Even more subtle, but just as powerful, the jealousy, envy, anger, regret, guilt, shame, doubt, pride, and unforgiveness that start as seeds and grow in us. These emotions, if left unchecked, can manipulate our actions and interactions. Worst of all, they can draw us away from God and all that he has for us. This is not the world that God intended for his children. We must be vigilent in checking our emotions, drawing close to God daily, and fleeing from the devil. We must guard our hearts and renew our minds constantly!
“Above all else, guard your heart, for everything you do flows from it.” Proverbs 4:23
“Don’t copy the behavior and customs of this world, but let God transform you into a new person by changing the way you think. Then you will learn to know God’s will for you, which is good and pleasing and perfect.” Romans 12:2
“My purpose is to give them a rich and satisfying life.” John 10:10b
1.) How God works: He works all things for good and uses the least of all people for his purposes.
Throughout the Bible, God shows the opposite view of the world. The world wants the powerful, wealthy, charismatic, influential, and strong to make things happen. And not that you can’t be any of these things for God to use you. But historically, those that made an impact in the Bible and today, are so, because they first humbled themselves to God and followed him.
“But many who are first will be last, and many who are last will be first.” Matthew 19:30
He takes the weak, poor, dull, unimportant, insignificant, and small and empowers them to do great things when they have the smallest amount of faith. He takes the impossible, tragic, devestating, and challenging and brings something good and purposeful out of it all. That’s not always what we want to hear if we are grieving, but it’s true. He can bring great joy out of great sorrow and purpose out of pain.
Like it says above, he wants us to have a good and fulfilling life. God desires for us to live abundantly in his care and provision. What the world intends for harm, God can use for good.
“That is why we never give up. Though our bodies are dying, our spirits are being renewed every day. For our present troubles are small and won’t last very long. Yet they produce for us a glory that vastly outweighs them and will last forever! So we don’t look at the troubles we can see now; rather, we fix our gaze on things that cannot be seen. For the things we see now will soon be gone, but the things we cannot see will last forever.” 2 Corinthians 4:16-18
3.) God’s eternal plan and purpose: God will redeem his world and will reign victorious because of the sacrifice of Jesus.

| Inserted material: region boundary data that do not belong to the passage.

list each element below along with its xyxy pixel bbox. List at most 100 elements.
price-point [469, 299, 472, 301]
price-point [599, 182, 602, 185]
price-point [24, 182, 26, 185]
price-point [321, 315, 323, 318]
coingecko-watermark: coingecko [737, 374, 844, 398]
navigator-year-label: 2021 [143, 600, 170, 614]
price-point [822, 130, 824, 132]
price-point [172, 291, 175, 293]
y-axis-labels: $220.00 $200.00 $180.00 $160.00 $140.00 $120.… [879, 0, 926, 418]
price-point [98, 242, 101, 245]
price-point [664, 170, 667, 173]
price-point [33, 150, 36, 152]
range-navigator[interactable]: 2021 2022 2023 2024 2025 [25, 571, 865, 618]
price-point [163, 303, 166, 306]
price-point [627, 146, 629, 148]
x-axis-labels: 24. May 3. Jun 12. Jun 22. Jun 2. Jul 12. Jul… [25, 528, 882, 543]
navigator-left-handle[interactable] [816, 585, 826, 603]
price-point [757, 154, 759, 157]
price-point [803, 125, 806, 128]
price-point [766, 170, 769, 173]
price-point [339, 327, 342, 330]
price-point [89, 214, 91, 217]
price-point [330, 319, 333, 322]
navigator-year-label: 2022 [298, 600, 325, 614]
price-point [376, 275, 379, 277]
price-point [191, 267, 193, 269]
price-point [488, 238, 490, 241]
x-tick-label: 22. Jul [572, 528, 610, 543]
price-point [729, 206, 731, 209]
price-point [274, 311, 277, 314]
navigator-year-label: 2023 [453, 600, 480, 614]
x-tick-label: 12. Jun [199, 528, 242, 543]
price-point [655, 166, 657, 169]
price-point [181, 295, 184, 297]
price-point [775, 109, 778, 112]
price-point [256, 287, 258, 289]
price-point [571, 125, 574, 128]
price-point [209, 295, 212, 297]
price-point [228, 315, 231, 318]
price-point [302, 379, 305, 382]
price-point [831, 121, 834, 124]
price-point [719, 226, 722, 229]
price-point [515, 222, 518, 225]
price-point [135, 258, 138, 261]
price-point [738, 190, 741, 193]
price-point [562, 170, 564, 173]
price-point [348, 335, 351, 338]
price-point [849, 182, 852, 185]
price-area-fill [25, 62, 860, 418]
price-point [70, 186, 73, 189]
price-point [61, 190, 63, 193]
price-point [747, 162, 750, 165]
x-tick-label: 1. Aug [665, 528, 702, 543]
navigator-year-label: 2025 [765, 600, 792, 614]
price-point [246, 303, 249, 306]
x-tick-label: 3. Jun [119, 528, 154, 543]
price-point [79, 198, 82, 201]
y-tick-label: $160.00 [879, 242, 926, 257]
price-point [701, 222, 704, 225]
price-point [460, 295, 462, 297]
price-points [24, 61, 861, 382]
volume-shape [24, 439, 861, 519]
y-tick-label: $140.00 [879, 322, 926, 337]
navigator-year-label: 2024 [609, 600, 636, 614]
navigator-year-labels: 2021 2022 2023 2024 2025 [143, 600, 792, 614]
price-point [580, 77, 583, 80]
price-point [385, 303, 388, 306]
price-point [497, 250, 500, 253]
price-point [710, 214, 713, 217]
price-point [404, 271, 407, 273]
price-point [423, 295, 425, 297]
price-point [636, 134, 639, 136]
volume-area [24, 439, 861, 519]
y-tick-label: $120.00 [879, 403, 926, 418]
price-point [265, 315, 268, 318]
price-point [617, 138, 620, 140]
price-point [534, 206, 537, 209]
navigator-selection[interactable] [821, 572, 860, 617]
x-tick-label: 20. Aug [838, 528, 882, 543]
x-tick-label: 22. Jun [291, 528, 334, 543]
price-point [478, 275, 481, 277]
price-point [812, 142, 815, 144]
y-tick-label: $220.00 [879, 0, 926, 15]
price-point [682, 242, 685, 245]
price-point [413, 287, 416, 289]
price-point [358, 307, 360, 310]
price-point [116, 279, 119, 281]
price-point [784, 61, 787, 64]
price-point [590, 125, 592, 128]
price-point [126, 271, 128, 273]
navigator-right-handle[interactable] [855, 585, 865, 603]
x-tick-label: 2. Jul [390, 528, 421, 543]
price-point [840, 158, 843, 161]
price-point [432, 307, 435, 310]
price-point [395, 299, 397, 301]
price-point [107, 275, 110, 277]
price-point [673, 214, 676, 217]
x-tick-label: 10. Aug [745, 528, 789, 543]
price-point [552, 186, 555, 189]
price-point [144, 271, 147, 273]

“Out of the stump of David’s family will grow a shoot–yes, a new Branch bearing fruit from the old root. And the Spirit of the LORD will rest on him–the Spirit of wisdom and understanding, the Spirit of counsel and might, the Spirit of knowledge and the fear of the LORD. He will delight in obeying the LORD. He will not judge by appearance nor make a decision based on hearsay. He will give justice to the poor and make fair decisions for the exploited. The earth will shake at the force of his word, and one breath from his mouth will destroy the wicked.” Isaiah 11:1-4
Jacob foreshadows Jesus’ coming in this passage when he is blessing Judah. (David is of the tribe of Judah.) God, here, gives a little hint of the narrative to come. That victory will be his eternally.

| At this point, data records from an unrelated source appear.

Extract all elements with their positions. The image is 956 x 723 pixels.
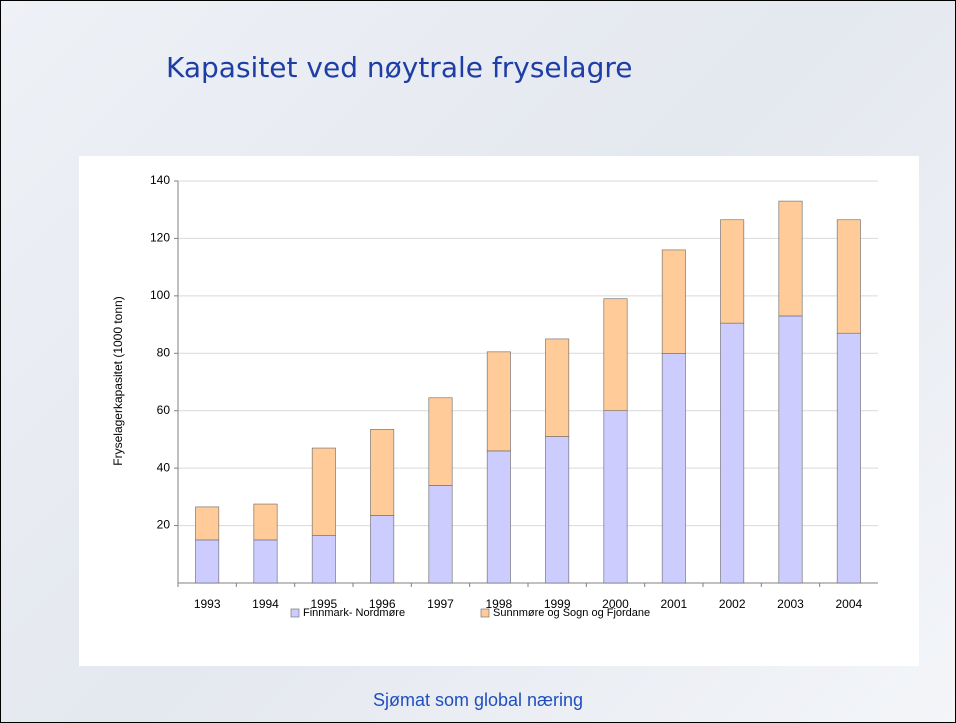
bar-segment xyxy=(603,298,628,412)
y-tick-label: 100 xyxy=(150,288,170,302)
x-tick-label: 2004 xyxy=(835,597,862,611)
bar-segment xyxy=(311,535,336,584)
bar-segment xyxy=(253,503,278,541)
bar-segment xyxy=(195,539,220,584)
bar-segment xyxy=(720,219,745,324)
x-tick-label: 1997 xyxy=(427,597,454,611)
x-tick-label: 1994 xyxy=(252,597,279,611)
legend-swatch xyxy=(480,608,490,618)
bar-segment xyxy=(778,200,803,317)
bar-segment xyxy=(836,219,861,334)
x-tick-label: 1999 xyxy=(544,597,571,611)
x-tick-label: 2001 xyxy=(660,597,687,611)
x-tick-label: 1995 xyxy=(310,597,337,611)
bar-segment xyxy=(661,352,686,584)
bar-segment xyxy=(836,332,861,584)
y-tick-label: 140 xyxy=(150,173,170,187)
x-tick-label: 2003 xyxy=(777,597,804,611)
y-tick-label: 80 xyxy=(157,345,171,359)
bar-segment xyxy=(545,338,570,437)
bar-segment xyxy=(428,397,453,486)
bar-segment xyxy=(428,485,453,584)
y-tick-label: 120 xyxy=(150,231,170,245)
bar-segment xyxy=(545,436,570,584)
bar-segment xyxy=(486,450,511,584)
x-tick-label: 2002 xyxy=(719,597,746,611)
x-tick-label: 1993 xyxy=(194,597,221,611)
bar-segment xyxy=(661,249,686,354)
bar-segment xyxy=(370,515,395,584)
bar-segment xyxy=(253,539,278,584)
slide-title: Kapasitet ved nøytrale fryselagre xyxy=(166,51,632,84)
x-tick-label: 1996 xyxy=(369,597,396,611)
y-tick-label: 60 xyxy=(157,403,171,417)
x-tick-label: 2000 xyxy=(602,597,629,611)
bar-segment xyxy=(778,315,803,584)
bar-segment xyxy=(486,351,511,452)
bar-segment xyxy=(603,410,628,584)
legend-label: Finnmark- Nordmøre xyxy=(303,607,405,619)
footer: Sjømat som global næring xyxy=(373,690,583,710)
legend-swatch xyxy=(290,608,300,618)
y-axis-label: Fryselagerkapasitet (1000 tonn) xyxy=(111,296,125,465)
bar-segment xyxy=(311,447,336,536)
bar-segment xyxy=(720,322,745,584)
bar-segment xyxy=(195,506,220,541)
x-tick-label: 1998 xyxy=(485,597,512,611)
y-tick-label: 40 xyxy=(157,460,171,474)
legend-label: Sunnmøre og Sogn og Fjordane xyxy=(493,607,650,619)
y-tick-label: 20 xyxy=(157,518,171,532)
bar-segment xyxy=(370,429,395,516)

It’s easy to get caught up in the horribleness of this world. But it’s because of the big steps of faith that ordinary people take every day that thwarts the plan of Satan. It’s through God’s supernatural power that he bestows on us, that evil is stopped in our circle of influence. It’s by the grace and love and sacrifice of Jesus Christ that we no longer have to pay the price for our sins. And that we can stand strong against the power of the wicked. Satan has lost!
“Cease striving and know that I am God;
I will be exalted among the nations, I will be exalted in the earth.” Psalm 46:10
So we can stop and breathe, and know that God is God. We can have full confidence that evil will not win. God will have the final say! Whew!
P – Prayer:
Wow, God! I just love you so much more today because of the scripture you have given. Thank you for your story. For putting it all together giving it to your children to figure out how to live and to receive the courage we need to stand against the devil. He has no power! He has no victory! Thank you for that God. Thank you for sending your son to die for me, so that I can live.
God, you choose the weak and powerless to do your best work. You can take tragedy and grief, and bring purpose. It’s hard to see the world for what it is, what you’d hoped it wouldn’t become, but did. Thank you for not giving up. Thank you for loving us enough to continue the story until Satan is completely vanquished.
Keep our hearts and minds vigilant. Keep us close to you, Lord. Helps us be strong against the powers of the devil. I pray a special prayer of protection to those reading. In your powerful name, Amen.